— Значит единственные новости, которые он узнал за последние несколько минут касается обвинения Пизано, и что этот факт, возможно, всплывет на суде.

— Именно, сэр.

— Но это лишено смысла, ведь так? Его показания не будут носить жизненно важного характера и вряд ли станут обсуждаться. Но вы были крайне неосмотрительны, доверяясь матросу.

— Я понимаю это, сэр.

— Ну ладно, особого вреда это не принесло.

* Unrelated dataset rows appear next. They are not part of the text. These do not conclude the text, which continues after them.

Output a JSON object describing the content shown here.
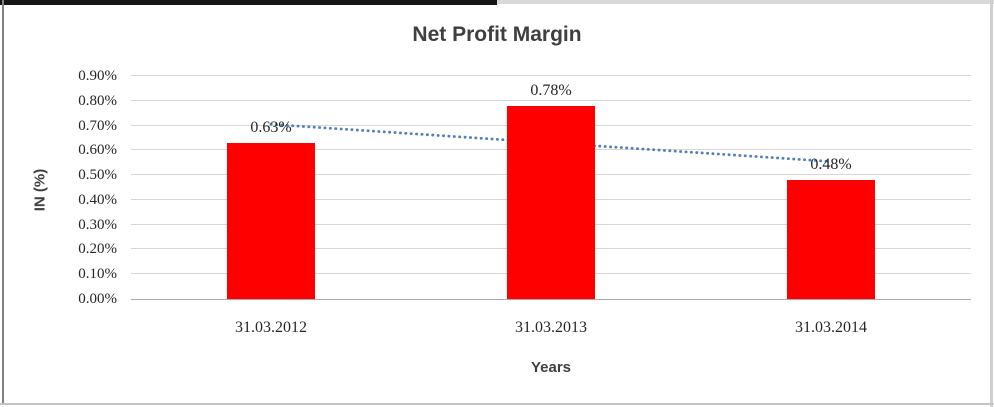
{
  "chart_data": {
    "type": "bar",
    "title": "Net Profit Margin",
    "xlabel": "Years",
    "ylabel": "IN (%)",
    "categories": [
      "31.03.2012",
      "31.03.2013",
      "31.03.2014"
    ],
    "values": [
      0.63,
      0.78,
      0.48
    ],
    "value_labels": [
      "0.63%",
      "0.78%",
      "0.48%"
    ],
    "unit": "%",
    "ylim": [
      0,
      0.9
    ],
    "ytick_labels": [
      "0.00%",
      "0.10%",
      "0.20%",
      "0.30%",
      "0.40%",
      "0.50%",
      "0.60%",
      "0.70%",
      "0.80%",
      "0.90%"
    ],
    "grid": true,
    "legend": "none",
    "bar_color": "#ff0000",
    "trendline": {
      "type": "linear",
      "style": "dotted",
      "color": "#4f81bd",
      "start_value": 0.705,
      "end_value": 0.555
    }
  },
  "palette": {
    "gridline": "#d6d6d6",
    "axis_line": "#a8a8a8",
    "heading_text": "#3f3f3f",
    "tick_text": "#262626"
  }
}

— За исключением того, что Джексон теперь под арестом, также, как и я.

— Разве? Кто это сказал?

— Но, сэр…

— Я всего лишь распорядился отвести его вниз. Но если я оставлю его на борту, чтобы он мог стать вашим свидетелем, я обязан поместить его под арест…

Рэймидж ждал, пока Пробус продолжит.

— Но прежде, чем поместить его под арест, надо определиться, за что. Не за то, что ударил меня, хотя так и было — ведь в таком случае его отдадут под трибунал и повесят. За оскорбление — это подойдет — в этом случае дело будет в моей компетенции. Но запомните, Рэймидж: если наш заговор раскроется — мы оба погибли. Так что переговорите с Джексоном, и прикажете ему быть чертовски осторожным.

— Есть, сэр.

— Отлично. Однако капитан Краучер не слишком любезен. У вашего отца немало врагов, юноша.

— Я тоже склоняюсь к этой мысли, сэр. Тем не менее, непросто вот так столкнуться первый раз с человеком и обнаружить, что он твой враг.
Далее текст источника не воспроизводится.